One employee of the Center asked ‘How is what you saw in the Kigali Memorial Center different from what you see in Hollywood movies like Hotel Rwanda?’ During college and grad school, I read lots of books on Rwanda and felt like I had a decent historical grasp of the genocide. But none of that prepared me for how personal and real it became to hear the stories of survivors and stare into the photographed eyes of the dead. There were many courageous stories – old women in their 80s who hid and saved so many, a man who dug an elaborate hole in the ground It was terrifying and beyond my emotional comprehension to walk into a room with skulls, femurs, and clothing and hear the names of those killed read off, one by one, like a roll call. I felt some strange internal compulsion to sit in front of each photograph clipped like clothes on a clothesline to the wall, as a way of paying respects to lives wrongly taken. When I was in the children’s room, something snapped inside me and my eyes flooded with tears. Seeing the enlarged faces of children with a plaque beneath with their name, their favorite food, pastime, the last thing they said, and how they died was just too much. It’s hard enough to read that a child who was nine months old was hacked to death by machete, much less imagine it actually happening. And walking through the streets of Kigali you see mostly young people, around my age or a little older. It struck me that all of those people were children when the genocide occurred. This is an entire nation of children who were traumatized.
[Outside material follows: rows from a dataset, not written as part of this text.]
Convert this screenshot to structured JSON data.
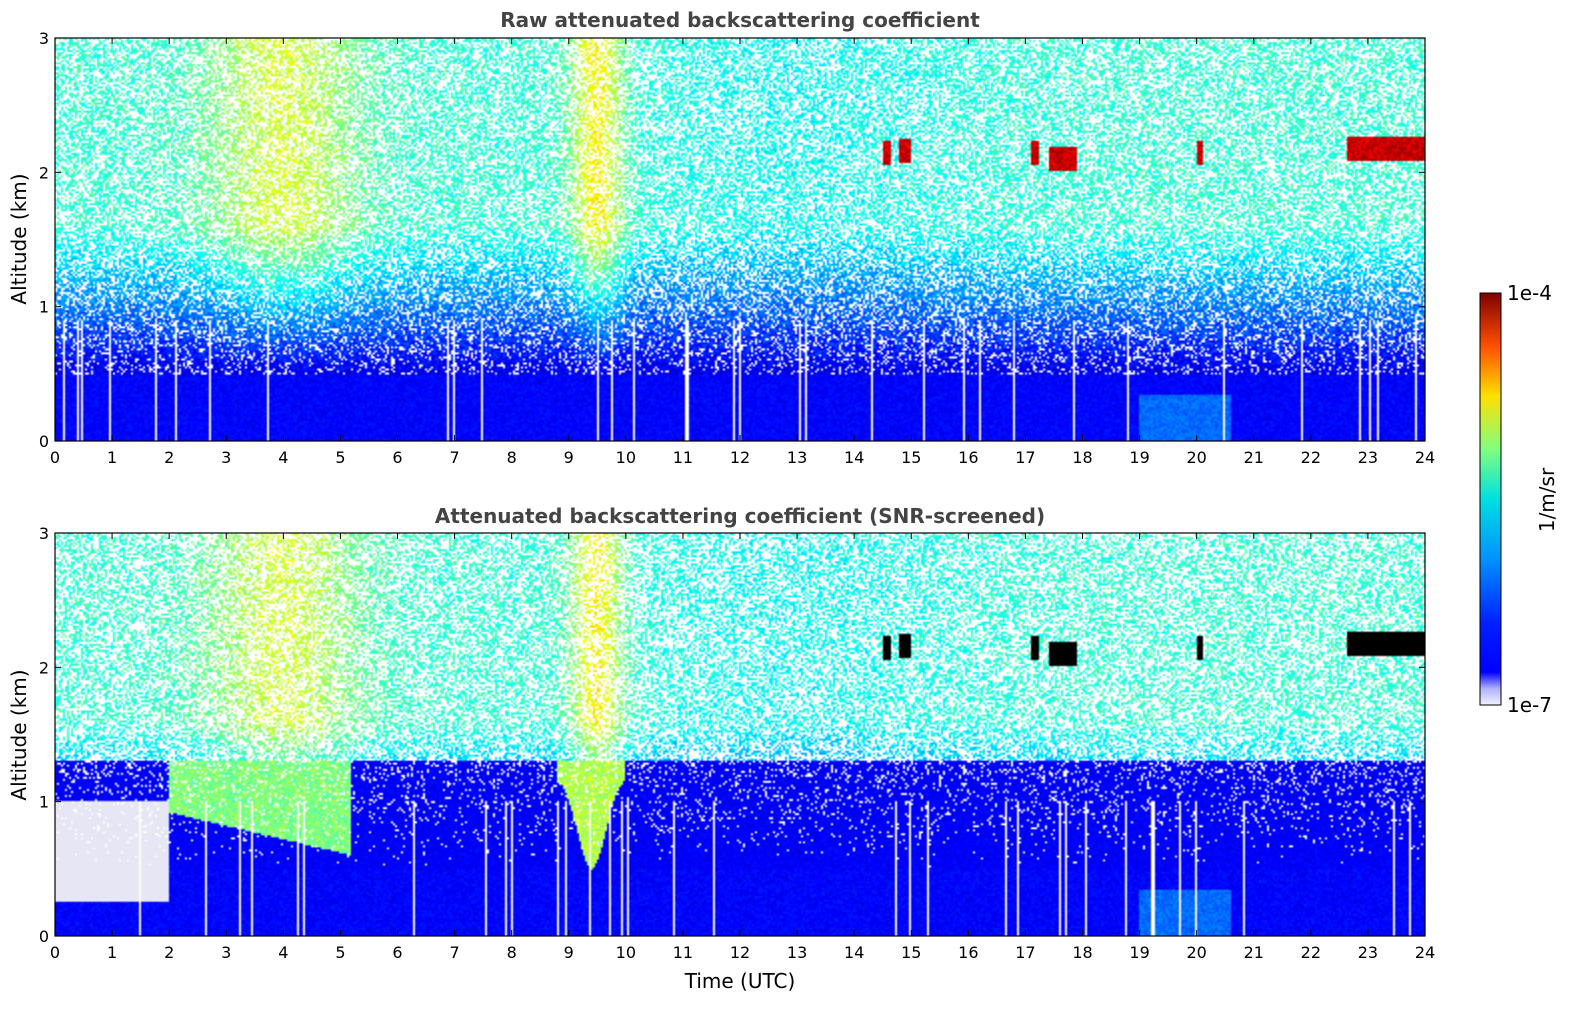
{
  "chart_data": [
    {
      "type": "heatmap",
      "title": "Raw attenuated backscattering coefficient",
      "xlabel": "",
      "ylabel": "Altitude (km)",
      "xlim": [
        0,
        24
      ],
      "ylim": [
        0,
        3
      ],
      "x_ticks": [
        "0",
        "1",
        "2",
        "3",
        "4",
        "5",
        "6",
        "7",
        "8",
        "9",
        "10",
        "11",
        "12",
        "13",
        "14",
        "15",
        "16",
        "17",
        "18",
        "19",
        "20",
        "21",
        "22",
        "23",
        "24"
      ],
      "y_ticks": [
        "0",
        "1",
        "2",
        "3"
      ],
      "screened": false,
      "cloud_layers": [
        {
          "t_start": 14.5,
          "t_end": 14.65,
          "alt_km": 2.15
        },
        {
          "t_start": 14.8,
          "t_end": 15.0,
          "alt_km": 2.16
        },
        {
          "t_start": 17.1,
          "t_end": 17.25,
          "alt_km": 2.15
        },
        {
          "t_start": 17.4,
          "t_end": 17.9,
          "alt_km": 2.1
        },
        {
          "t_start": 20.0,
          "t_end": 20.1,
          "alt_km": 2.15
        },
        {
          "t_start": 22.65,
          "t_end": 24.0,
          "alt_km": 2.17
        }
      ]
    },
    {
      "type": "heatmap",
      "title": "Attenuated backscattering coefficient (SNR-screened)",
      "xlabel": "Time (UTC)",
      "ylabel": "Altitude (km)",
      "xlim": [
        0,
        24
      ],
      "ylim": [
        0,
        3
      ],
      "x_ticks": [
        "0",
        "1",
        "2",
        "3",
        "4",
        "5",
        "6",
        "7",
        "8",
        "9",
        "10",
        "11",
        "12",
        "13",
        "14",
        "15",
        "16",
        "17",
        "18",
        "19",
        "20",
        "21",
        "22",
        "23",
        "24"
      ],
      "y_ticks": [
        "0",
        "1",
        "2",
        "3"
      ],
      "screened": true,
      "cloud_layers": [
        {
          "t_start": 14.5,
          "t_end": 14.65,
          "alt_km": 2.15
        },
        {
          "t_start": 14.8,
          "t_end": 15.0,
          "alt_km": 2.16
        },
        {
          "t_start": 17.1,
          "t_end": 17.25,
          "alt_km": 2.15
        },
        {
          "t_start": 17.4,
          "t_end": 17.9,
          "alt_km": 2.1
        },
        {
          "t_start": 20.0,
          "t_end": 20.1,
          "alt_km": 2.15
        },
        {
          "t_start": 22.65,
          "t_end": 24.0,
          "alt_km": 2.17
        }
      ]
    }
  ],
  "colorbar": {
    "label": "1/m/sr",
    "max_label": "1e-4",
    "min_label": "1e-7",
    "colormap": "jet"
  },
  "colors": {
    "title": "#444444",
    "axes": "#000000",
    "background": "#ffffff"
  }
}
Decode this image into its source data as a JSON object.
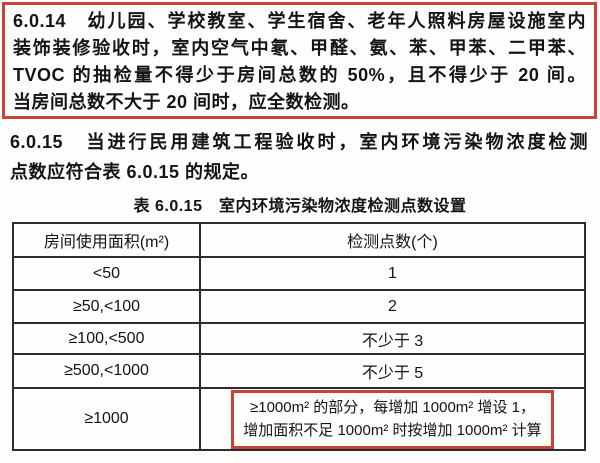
{
  "colors": {
    "highlight_red": "#c8423a",
    "text": "#141414",
    "table_border": "#2c2c2c",
    "background": "#fdfdfc"
  },
  "clause_6014": {
    "number": "6.0.14",
    "lines": [
      "6.0.14　幼儿园、学校教室、学生宿舍、老年人照料房屋设施室内",
      "装饰装修验收时，室内空气中氡、甲醛、氨、苯、甲苯、二甲苯、",
      "TVOC 的抽检量不得少于房间总数的 50%，且不得少于 20 间。",
      "当房间总数不大于 20 间时，应全数检测。"
    ]
  },
  "clause_6015": {
    "number": "6.0.15",
    "lines": [
      "6.0.15　当进行民用建筑工程验收时，室内环境污染物浓度检测",
      "点数应符合表 6.0.15 的规定。"
    ]
  },
  "table": {
    "caption": "表 6.0.15　室内环境污染物浓度检测点数设置",
    "col_headers": [
      "房间使用面积(m²)",
      "检测点数(个)"
    ],
    "rows": [
      {
        "area": "<50",
        "points": "1"
      },
      {
        "area": "≥50,<100",
        "points": "2"
      },
      {
        "area": "≥100,<500",
        "points": "不少于 3"
      },
      {
        "area": "≥500,<1000",
        "points": "不少于 5"
      },
      {
        "area": "≥1000",
        "points": ""
      }
    ],
    "last_row_note_lines": [
      "≥1000m² 的部分，每增加 1000m² 增设 1，",
      "增加面积不足 1000m² 时按增加 1000m² 计算"
    ]
  }
}
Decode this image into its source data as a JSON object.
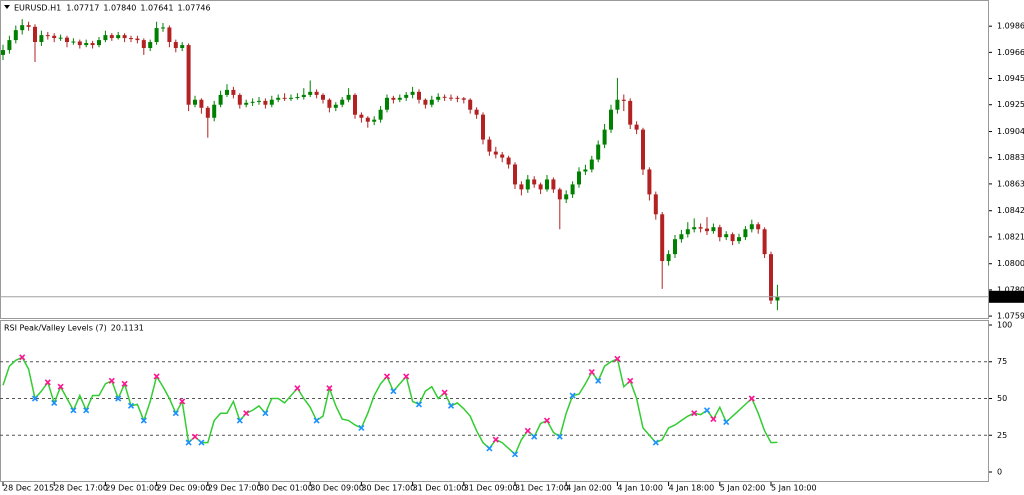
{
  "header": {
    "symbol": "EURUSD.H1",
    "ohlc_labels": [
      "1.07717",
      "1.07840",
      "1.07641",
      "1.07746"
    ]
  },
  "chart_data": [
    {
      "type": "candlestick",
      "up_color": "#008000",
      "down_color": "#b22222",
      "current_price_line": true,
      "ylim": [
        1.0758,
        1.1007
      ],
      "yticks": [
        1.09865,
        {
          "value": 1.0966,
          "label": "1.09660"
        },
        1.09455,
        {
          "value": 1.0925,
          "label": "1.09250"
        },
        {
          "value": 1.0904,
          "label": "1.09040"
        },
        1.08835,
        {
          "value": 1.0863,
          "label": "1.08630"
        },
        {
          "value": 1.0842,
          "label": "1.08420"
        },
        1.08215,
        1.08005,
        {
          "value": 1.078,
          "label": "1.07800"
        },
        1.07595
      ],
      "xticks": [
        {
          "value": 0,
          "label": "28 Dec 2015"
        },
        {
          "value": 8,
          "label": "28 Dec 17:00"
        },
        {
          "value": 16,
          "label": "29 Dec 01:00"
        },
        {
          "value": 24,
          "label": "29 Dec 09:00"
        },
        {
          "value": 32,
          "label": "29 Dec 17:00"
        },
        {
          "value": 40,
          "label": "30 Dec 01:00"
        },
        {
          "value": 48,
          "label": "30 Dec 09:00"
        },
        {
          "value": 56,
          "label": "30 Dec 17:00"
        },
        {
          "value": 64,
          "label": "31 Dec 01:00"
        },
        {
          "value": 72,
          "label": "31 Dec 09:00"
        },
        {
          "value": 80,
          "label": "31 Dec 17:00"
        },
        {
          "value": 88,
          "label": "4 Jan 02:00"
        },
        {
          "value": 96,
          "label": "4 Jan 10:00"
        },
        {
          "value": 104,
          "label": "4 Jan 18:00"
        },
        {
          "value": 112,
          "label": "5 Jan 02:00"
        },
        {
          "value": 120,
          "label": "5 Jan 10:00"
        }
      ],
      "candles": [
        [
          1.0964,
          1.0972,
          1.096,
          1.09678
        ],
        [
          1.09678,
          1.0979,
          1.0965,
          1.09756
        ],
        [
          1.09756,
          1.0987,
          1.0973,
          1.09834
        ],
        [
          1.09834,
          1.0992,
          1.098,
          1.09873
        ],
        [
          1.09873,
          1.099,
          1.0983,
          1.0986
        ],
        [
          1.0986,
          1.0988,
          1.09585,
          1.09741
        ],
        [
          1.09741,
          1.0983,
          1.0971,
          1.09795
        ],
        [
          1.09795,
          1.0982,
          1.0976,
          1.0979
        ],
        [
          1.0979,
          1.0981,
          1.0974,
          1.09772
        ],
        [
          1.09772,
          1.098,
          1.0975,
          1.09775
        ],
        [
          1.09775,
          1.0979,
          1.097,
          1.09741
        ],
        [
          1.09741,
          1.0977,
          1.0972,
          1.09745
        ],
        [
          1.09745,
          1.0976,
          1.0969,
          1.09717
        ],
        [
          1.09717,
          1.0976,
          1.097,
          1.09733
        ],
        [
          1.09733,
          1.0975,
          1.0969,
          1.09717
        ],
        [
          1.09717,
          1.0978,
          1.097,
          1.09756
        ],
        [
          1.09756,
          1.0983,
          1.0974,
          1.09795
        ],
        [
          1.09795,
          1.0981,
          1.0975,
          1.09772
        ],
        [
          1.09772,
          1.0982,
          1.0976,
          1.09795
        ],
        [
          1.09795,
          1.0981,
          1.0974,
          1.09772
        ],
        [
          1.09772,
          1.0979,
          1.0974,
          1.09768
        ],
        [
          1.09768,
          1.0979,
          1.0973,
          1.09756
        ],
        [
          1.09756,
          1.0977,
          1.0964,
          1.09694
        ],
        [
          1.09694,
          1.0976,
          1.0967,
          1.09741
        ],
        [
          1.09741,
          1.099,
          1.0972,
          1.0985
        ],
        [
          1.0985,
          1.0989,
          1.0982,
          1.09855
        ],
        [
          1.09855,
          1.0987,
          1.097,
          1.09741
        ],
        [
          1.09741,
          1.0976,
          1.0966,
          1.09694
        ],
        [
          1.09694,
          1.0974,
          1.0967,
          1.09717
        ],
        [
          1.09717,
          1.0973,
          1.092,
          1.0925
        ],
        [
          1.0925,
          1.0932,
          1.0923,
          1.09289
        ],
        [
          1.09289,
          1.093,
          1.0918,
          1.09226
        ],
        [
          1.09226,
          1.0924,
          1.08992,
          1.09148
        ],
        [
          1.09148,
          1.0928,
          1.0912,
          1.0925
        ],
        [
          1.0925,
          1.0936,
          1.0923,
          1.09327
        ],
        [
          1.09327,
          1.0941,
          1.0931,
          1.09366
        ],
        [
          1.09366,
          1.0939,
          1.093,
          1.09327
        ],
        [
          1.09327,
          1.0934,
          1.0922,
          1.0925
        ],
        [
          1.0925,
          1.0929,
          1.0923,
          1.09265
        ],
        [
          1.09265,
          1.093,
          1.0924,
          1.09273
        ],
        [
          1.09273,
          1.0931,
          1.0925,
          1.0928
        ],
        [
          1.0928,
          1.093,
          1.0922,
          1.0925
        ],
        [
          1.0925,
          1.0932,
          1.0923,
          1.09289
        ],
        [
          1.09289,
          1.0933,
          1.0927,
          1.09304
        ],
        [
          1.09304,
          1.0934,
          1.0928,
          1.093
        ],
        [
          1.093,
          1.0933,
          1.0928,
          1.09304
        ],
        [
          1.09304,
          1.0934,
          1.0929,
          1.0931
        ],
        [
          1.0931,
          1.0938,
          1.0929,
          1.09327
        ],
        [
          1.09327,
          1.0944,
          1.0931,
          1.09351
        ],
        [
          1.09351,
          1.0937,
          1.093,
          1.09327
        ],
        [
          1.09327,
          1.0934,
          1.0926,
          1.09289
        ],
        [
          1.09289,
          1.093,
          1.0919,
          1.09226
        ],
        [
          1.09226,
          1.0927,
          1.092,
          1.0925
        ],
        [
          1.0925,
          1.0931,
          1.0923,
          1.09289
        ],
        [
          1.09289,
          1.0938,
          1.0927,
          1.09327
        ],
        [
          1.09327,
          1.0934,
          1.0914,
          1.09172
        ],
        [
          1.09172,
          1.0919,
          1.0911,
          1.09148
        ],
        [
          1.09148,
          1.0916,
          1.0907,
          1.09117
        ],
        [
          1.09117,
          1.0916,
          1.0909,
          1.09133
        ],
        [
          1.09133,
          1.0924,
          1.0911,
          1.09211
        ],
        [
          1.09211,
          1.0933,
          1.0919,
          1.09304
        ],
        [
          1.09304,
          1.0932,
          1.0926,
          1.09289
        ],
        [
          1.09289,
          1.0933,
          1.0927,
          1.09304
        ],
        [
          1.09304,
          1.0935,
          1.0928,
          1.09327
        ],
        [
          1.09327,
          1.0939,
          1.093,
          1.09351
        ],
        [
          1.09351,
          1.0937,
          1.0926,
          1.09289
        ],
        [
          1.09289,
          1.093,
          1.0922,
          1.0925
        ],
        [
          1.0925,
          1.0932,
          1.0923,
          1.09289
        ],
        [
          1.09289,
          1.0934,
          1.0927,
          1.09312
        ],
        [
          1.09312,
          1.0933,
          1.0928,
          1.09305
        ],
        [
          1.09305,
          1.0933,
          1.0928,
          1.09304
        ],
        [
          1.09304,
          1.0932,
          1.0927,
          1.093
        ],
        [
          1.093,
          1.0931,
          1.0926,
          1.09289
        ],
        [
          1.09289,
          1.093,
          1.0918,
          1.09211
        ],
        [
          1.09211,
          1.0923,
          1.0914,
          1.09172
        ],
        [
          1.09172,
          1.0919,
          1.0894,
          1.08977
        ],
        [
          1.08977,
          1.09,
          1.0885,
          1.08883
        ],
        [
          1.08883,
          1.0892,
          1.0883,
          1.0886
        ],
        [
          1.0886,
          1.0888,
          1.088,
          1.08836
        ],
        [
          1.08836,
          1.0885,
          1.0875,
          1.08782
        ],
        [
          1.08782,
          1.088,
          1.0859,
          1.08626
        ],
        [
          1.08626,
          1.0865,
          1.0854,
          1.08587
        ],
        [
          1.08587,
          1.087,
          1.0856,
          1.08665
        ],
        [
          1.08665,
          1.0869,
          1.086,
          1.08626
        ],
        [
          1.08626,
          1.0864,
          1.0855,
          1.08587
        ],
        [
          1.08587,
          1.087,
          1.0857,
          1.08665
        ],
        [
          1.08665,
          1.0868,
          1.0856,
          1.08587
        ],
        [
          1.08587,
          1.086,
          1.08275,
          1.08509
        ],
        [
          1.08509,
          1.0858,
          1.0848,
          1.08548
        ],
        [
          1.08548,
          1.0865,
          1.0852,
          1.08626
        ],
        [
          1.08626,
          1.0876,
          1.086,
          1.08727
        ],
        [
          1.08727,
          1.0878,
          1.087,
          1.08743
        ],
        [
          1.08743,
          1.0885,
          1.0872,
          1.08821
        ],
        [
          1.08821,
          1.0897,
          1.088,
          1.08938
        ],
        [
          1.08938,
          1.091,
          1.0891,
          1.09055
        ],
        [
          1.09055,
          1.0925,
          1.0903,
          1.09211
        ],
        [
          1.09211,
          1.0946,
          1.0918,
          1.09289
        ],
        [
          1.09289,
          1.0933,
          1.092,
          1.0928
        ],
        [
          1.0928,
          1.093,
          1.0906,
          1.09094
        ],
        [
          1.09094,
          1.0912,
          1.0902,
          1.09055
        ],
        [
          1.09055,
          1.0907,
          1.087,
          1.08743
        ],
        [
          1.08743,
          1.0876,
          1.085,
          1.08548
        ],
        [
          1.08548,
          1.0857,
          1.0835,
          1.08392
        ],
        [
          1.08392,
          1.0841,
          1.07808,
          1.08026
        ],
        [
          1.08026,
          1.0811,
          1.0799,
          1.0808
        ],
        [
          1.0808,
          1.0823,
          1.0805,
          1.08197
        ],
        [
          1.08197,
          1.0827,
          1.0817,
          1.08236
        ],
        [
          1.08236,
          1.0833,
          1.0821,
          1.08275
        ],
        [
          1.08275,
          1.0836,
          1.0825,
          1.08291
        ],
        [
          1.08291,
          1.0832,
          1.0825,
          1.0828
        ],
        [
          1.0828,
          1.0837,
          1.0823,
          1.0826
        ],
        [
          1.0826,
          1.0832,
          1.0824,
          1.08291
        ],
        [
          1.08291,
          1.0831,
          1.0818,
          1.08213
        ],
        [
          1.08213,
          1.0826,
          1.0819,
          1.08236
        ],
        [
          1.08236,
          1.0825,
          1.0815,
          1.08182
        ],
        [
          1.08182,
          1.0824,
          1.0816,
          1.08213
        ],
        [
          1.08213,
          1.083,
          1.0819,
          1.08275
        ],
        [
          1.08275,
          1.0835,
          1.0825,
          1.08314
        ],
        [
          1.08314,
          1.0833,
          1.0824,
          1.08275
        ],
        [
          1.08275,
          1.0829,
          1.0805,
          1.0808
        ],
        [
          1.0808,
          1.081,
          1.0769,
          1.07717
        ],
        [
          1.07717,
          1.0784,
          1.07641,
          1.07746
        ]
      ]
    },
    {
      "type": "line",
      "title": "RSI Peak/Valley Levels (7)",
      "color": "#32cd32",
      "ylim": [
        -6.8,
        103.4
      ],
      "yticks": [
        0,
        25,
        50,
        75,
        100
      ],
      "levels": [
        25,
        50,
        75
      ],
      "values": [
        59,
        72,
        76,
        78,
        70,
        50,
        55,
        61,
        47,
        58,
        50,
        42,
        52,
        42,
        52,
        52,
        60,
        62,
        50,
        60,
        45,
        46,
        35,
        48,
        65,
        58,
        50,
        40,
        48,
        20,
        24,
        20,
        20,
        35,
        40,
        40,
        48,
        35,
        40,
        42,
        45,
        40,
        50,
        50,
        47,
        52,
        57,
        50,
        44,
        35,
        38,
        57,
        45,
        36,
        35,
        32,
        30,
        40,
        52,
        60,
        65,
        55,
        60,
        65,
        48,
        46,
        55,
        58,
        50,
        54,
        45,
        47,
        43,
        38,
        28,
        20,
        16,
        22,
        20,
        16,
        12,
        22,
        28,
        24,
        33,
        35,
        27,
        24,
        40,
        52,
        53,
        60,
        68,
        62,
        72,
        75,
        77,
        58,
        62,
        50,
        30,
        25,
        20,
        22,
        30,
        32,
        35,
        38,
        40,
        39,
        42,
        36,
        44,
        34,
        38,
        42,
        46,
        50,
        40,
        28,
        20,
        20.1131
      ],
      "peaks": {
        "color": "#ff1493",
        "index": [
          3,
          7,
          9,
          17,
          19,
          24,
          28,
          30,
          38,
          46,
          51,
          60,
          63,
          69,
          77,
          82,
          85,
          92,
          96,
          98,
          108,
          111,
          117
        ]
      },
      "valleys": {
        "color": "#1e90ff",
        "index": [
          5,
          8,
          11,
          13,
          18,
          20,
          22,
          27,
          29,
          31,
          37,
          41,
          49,
          56,
          61,
          65,
          70,
          76,
          80,
          83,
          87,
          89,
          93,
          102,
          110,
          113
        ]
      }
    }
  ]
}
But I don’t want to stop my description of Rwanda with this. A friend of a friend, who showed us around Kigali our last night there, asked us a very profound question. He queried: What have you seen about Rwanda that is not related to the genocide? Sara also complained that we don’t speak as much as we ought to about what is good about Africa, because there is much to be told, though mine is just a small glimpse since I was there for such a short time.

Rwanda is stunningly beautiful. As the bus crossed over the border the road snakes its way through rising smoky blue mountains, terraced with stairs of emerald green crops. Peasants are hard at work with hoes and shovels, trying to eke a living out of the land. Kigali is the cleanest African city I have ever seen. Paul Kagame, Rwanda’s president, outlawed the use of plastic bags and on the third Saturday of every month it is a public ‘clean up’ day where everyone has to go out and pick up litter. Rwandan people are warm, generous and go out of their way to be hospitable. The clerk at the hotel where we stayed gave us a 25% discount for our second night, just because they didn’t have enough rooms the first night. The staff at the Memorial Center took hours of their time to talk with us and patiently answer our questions.

Rwanda is a country of survivors, living still.